I've started this new repository: https://github.com/MattGyverLee/phone-cleaner/ .
I'm using python and Jupyter notebooks for testing. You just set the options you want at the top (I suggest defaults) and run the whole notebook so you can examine the results. The images and data dumps are output to folders, but you may need to create four new empty folders off the repo root after cloning the repo so it won't error.
profiles/*
attested_components/*
components/*
temp/*
Please let me know if you have questions/ideas, or if this work even seems helpful. TargetPhones.ipynb is my main workplace, where I seek to work out some intelligent ways to filter the Phoible data for our usage.
-
I import just over 4000 phones (and allophones) from Phoible, calculate cross-language frequency for each phone, and remove duplicates.
-
I have currently configurable options to remove all diacritics, filter multiphone strings, tone, filter by frequency, and test those results.
-
After cleaning the things I want to filter, I use panphon to filter out invalid phones (I'm still working through why about 400 of the 4000 are marked as invalid (or maybe just unknown), but I see some patterns).
-
After filtering, I use phonetic distance to look for phones that are transcribed differently, but equivalent in phonetic features and group them together (and choose a paradigm form). /ɓ/, /bˀ/, /ˀb/, and /ˀɓ/ are one such example of a group with the four transcriptions and the same phonetic features.
-
Then I use Panphon to calculate a weighted phonetic distance (feature changes required to transition). This can be used in later calculations.
-
(This is the part I'm most proud of.) I group the phones by that phonetic distance and generate a dendrogram of phonetically similar segments. This could be the foundation of "correcting" phones to nearby phones.

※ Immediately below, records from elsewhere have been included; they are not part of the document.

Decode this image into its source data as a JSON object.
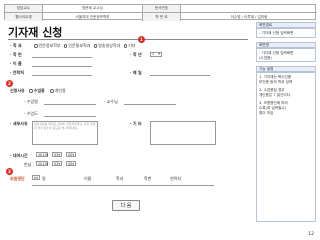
{
  "header": {
    "owner_label": "담당교수",
    "owner_value": "정문제 교수님",
    "doc_label": "문서번호",
    "doc_value": "",
    "app_label": "웹사이트명",
    "app_value": "서울여대 인문정보학부",
    "student_id_label": "학 번 외",
    "student_id_value": "이수명 / 이루재 / 김미랑"
  },
  "page_title": "기자재 신청",
  "form": {
    "dept_label": "· 학  과",
    "dept_options": [
      "인문정보학부",
      "인문통보학과",
      "방송영상학과",
      "기타"
    ],
    "student_no_label": "· 학  번",
    "grade_label": "· 학  년",
    "grade_value": "1",
    "name_label": "· 이  름",
    "phone_label": "· 연락처",
    "email_label": "· 메  일",
    "usage_label": "신청사유",
    "usage_options": [
      "수업용",
      "개인용"
    ],
    "course_label": "- 수업명",
    "professor_label": "- 교수님",
    "class_label": "- 수업도",
    "reason_label": "· 세부사유",
    "reason_placeholder": "세부사유를 최대한 상세히 입력해주세요. 사진 촬영의 경우 장소와 용도를 명시해주세요.",
    "etc_label": "· 기  타",
    "rental_label": "· 대여시간",
    "rental_year": "2013",
    "rental_month_1": "03",
    "rental_day_1": "00",
    "return_label": "반납",
    "return_year": "2013",
    "return_month": "03",
    "return_day": "00",
    "coapplicant_label": "조원명단",
    "coapplicant_count": "0",
    "coapplicant_unit": "명",
    "col_name": "이름",
    "col_dept": "학과",
    "col_id": "학번",
    "col_phone": "연락처",
    "submit_label": "다 음"
  },
  "badges": [
    "1",
    "2",
    "3"
  ],
  "right_panel": {
    "section1_title": "화면경로",
    "section1_text": "- 기자재 신청 입력화면",
    "section2_title": "화면명",
    "section2_text": "- 기자재 신청 입력화면\n(수업용)",
    "section3_title": "기능 설명",
    "items": [
      "1. 기자재는 복수인증\n   부인증 등의 학과 입력",
      "2. 수업용일 경우\n   개인용은 7 일간이다.",
      "3. 조원명단에 따라\n   수록(최 입력필수)\n   명이 조입"
    ]
  },
  "page_number": "12"
}
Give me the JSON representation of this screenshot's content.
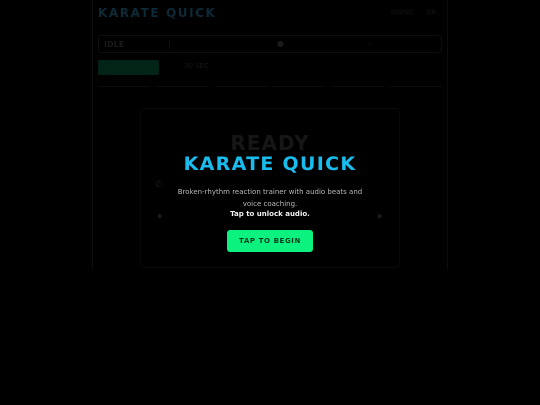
{
  "app": {
    "title": "KARATE QUICK",
    "top_right": [
      "SOUND",
      "ON"
    ],
    "status": {
      "state": "IDLE",
      "mic_icon": "mic-icon",
      "dropdown_icon": "chevron-down-icon"
    },
    "session_label": "30 SEC",
    "ready_label": "READY",
    "options": [
      "",
      "",
      "",
      "",
      "",
      ""
    ]
  },
  "overlay": {
    "title": "KARATE QUICK",
    "description": "Broken-rhythm reaction trainer with audio beats and voice coaching.",
    "unlock_hint": "Tap to unlock audio.",
    "begin_label": "TAP TO BEGIN"
  },
  "colors": {
    "background": "#000000",
    "accent_cyan": "#18bdee",
    "accent_green": "#0bf27f"
  }
}
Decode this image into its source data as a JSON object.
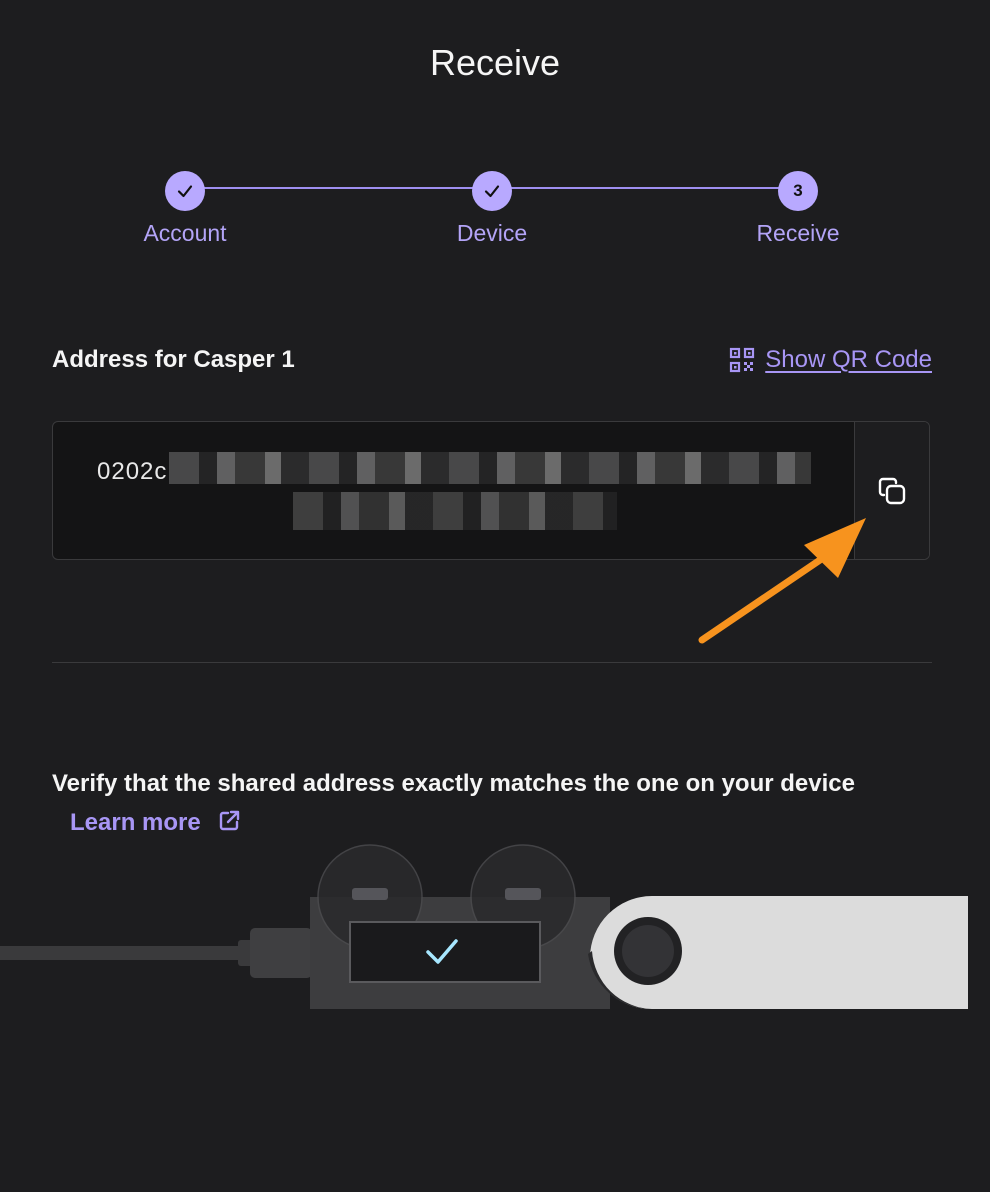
{
  "header": {
    "title": "Receive"
  },
  "stepper": {
    "steps": [
      {
        "label": "Account",
        "status": "done"
      },
      {
        "label": "Device",
        "status": "done"
      },
      {
        "label": "Receive",
        "status": "current",
        "number": "3"
      }
    ]
  },
  "address": {
    "label": "Address for Casper 1",
    "show_qr_label": "Show QR Code",
    "value_visible_prefix": "0202c"
  },
  "verify": {
    "text": "Verify that the shared address exactly matches the one on your device",
    "learn_more": "Learn more"
  },
  "colors": {
    "accent": "#b8a9ff",
    "link": "#a896f5",
    "annotation_arrow": "#f7931e",
    "background": "#1d1d1f"
  },
  "icons": [
    "check-icon",
    "qr-code-icon",
    "copy-icon",
    "external-link-icon",
    "check-icon"
  ]
}
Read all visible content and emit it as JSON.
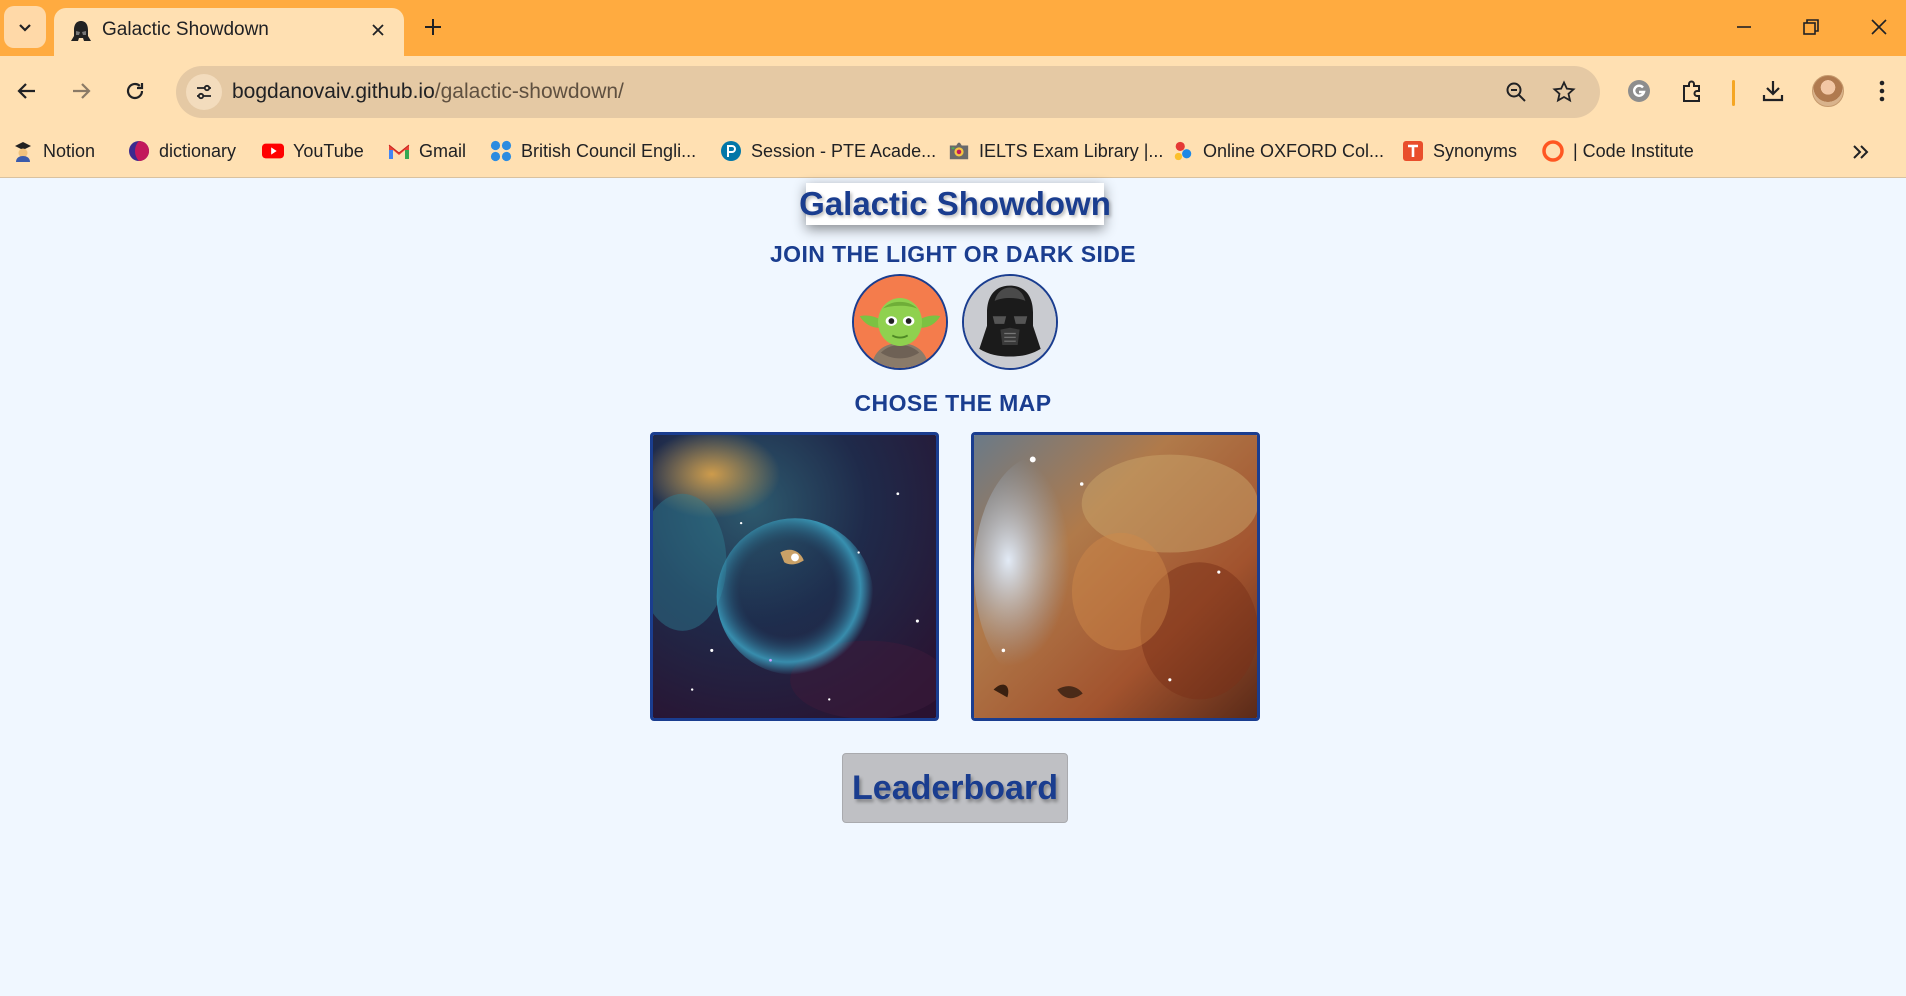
{
  "browser": {
    "tab": {
      "title": "Galactic Showdown",
      "favicon": "darth-vader-helmet-icon"
    },
    "address": {
      "domain": "bogdanovaiv.github.io",
      "path": "/galactic-showdown/"
    },
    "bookmarks": [
      {
        "label": "Notion",
        "icon": "notion-graduate-icon"
      },
      {
        "label": "dictionary",
        "icon": "dictionary-icon"
      },
      {
        "label": "YouTube",
        "icon": "youtube-icon"
      },
      {
        "label": "Gmail",
        "icon": "gmail-icon"
      },
      {
        "label": "British Council Engli...",
        "icon": "british-council-icon"
      },
      {
        "label": "Session - PTE Acade...",
        "icon": "pte-icon"
      },
      {
        "label": "IELTS Exam Library |...",
        "icon": "ielts-icon"
      },
      {
        "label": "Online OXFORD Col...",
        "icon": "oxford-icon"
      },
      {
        "label": "Synonyms",
        "icon": "synonyms-icon"
      },
      {
        "label": "| Code Institute",
        "icon": "code-institute-icon"
      }
    ]
  },
  "page": {
    "title": "Galactic Showdown",
    "side_prompt": "JOIN THE LIGHT OR DARK SIDE",
    "sides": [
      {
        "name": "light side",
        "icon": "yoda-icon"
      },
      {
        "name": "dark side",
        "icon": "darth-vader-icon"
      }
    ],
    "map_prompt": "CHOSE THE MAP",
    "maps": [
      {
        "name": "bubble nebula",
        "icon": "bubble-nebula-image"
      },
      {
        "name": "keyhole nebula",
        "icon": "keyhole-nebula-image"
      }
    ],
    "leaderboard_label": "Leaderboard"
  },
  "colors": {
    "tabbar": "#ffab40",
    "chrome": "#ffe0b2",
    "page_background": "#f0f7ff",
    "heading_blue": "#1a3d8f",
    "light_side_bg": "#f47c4c",
    "dark_side_bg": "#c9cbd0",
    "button_gray": "#bfc0c4"
  }
}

- The dendrogram and phonetic distance are a good starting point for phonetics, but we'll probably want to re-weight it features that are more audible/sonorous. For example, voicing is only one feature change (so low weighted difference between the voiced and unvoiced version of a phone), but Allosaurus seems to be unlikely to confuse /d/ and /t/ which are very different on a spectrograph. Voicing should probably be re-weighted higher. /k/ and /q/ are less sonorant and might be more likely to be confused, so that weighting could go down.
- Maybe I need to generate all of these individual isolated phonemes with eSpeak (via a conversion to xSampa) to give me a paradigm audio form, convert them to MFCCs in Praat or Python and diff them to see which features are more audible for re-weighting them.
-
I produce a Sorted Heatmap of all of the phones showing their phonetic similarity.
-
Then I output the proposed data to text or CSV files.
-
I'm still trying to understand the last of the diacritics and phonetic modifications to decide where to class/weight and whether we can filter them.
Later, I will apply the same results/logic on a reparse of the Phoible data to :
- List the phones and allophones in each language. (Eventually, we may need to generate a phone list for our target languages if not in Phoible and an Epitran conversion script.)
- Use IPAPy and Panphon to generate a master table with
- Phoneme names for each (for example: "near-open front unrounded vowel") .
- Generate an x-Sampa equivalent for each phone if needed.
- Generate Feature Charts for the linguists from Panphon.
- Unicode Values
- Other things of use.
- Use IPAPy to cross-check the validity of PanPhon's assessments. So far, I've seen 98%+ agreement, and IPAPy only kicks out a few extra phones...but the interesting ones will be where they disagree.
- Correct or simplify invalid phones in language profiles as above.
- Verify that individual "building blocks" are defined. Phoible hyperspecifies, so for example, you always find clicks with a previous marker for place of articulation.
- Create a master list of "roughly equivalent" phones (including phones with filtered diacritics) so that the training data can be "simplified" on import.
- Prepare to use that list of "roughly equivalent" phones to eventually allow the user to see their preferred transcription style.
- This will be the source data to calculate the minimum languages ( I don't know how do do that calculation efficiently). I can already see that most of the "clicks" come from one or two languages, so dropping sounds in only one language could be very counterproductive.
The old code in ParsePhoible.ipynb (quickly written overnight in 2018) still works, but I've rewritten the cleaners in a new file and will gradually move the language profile export under the TargetPhones Notebook.
Notes.ipynb is where I'm learning to use the libraries without messing up the main notebook.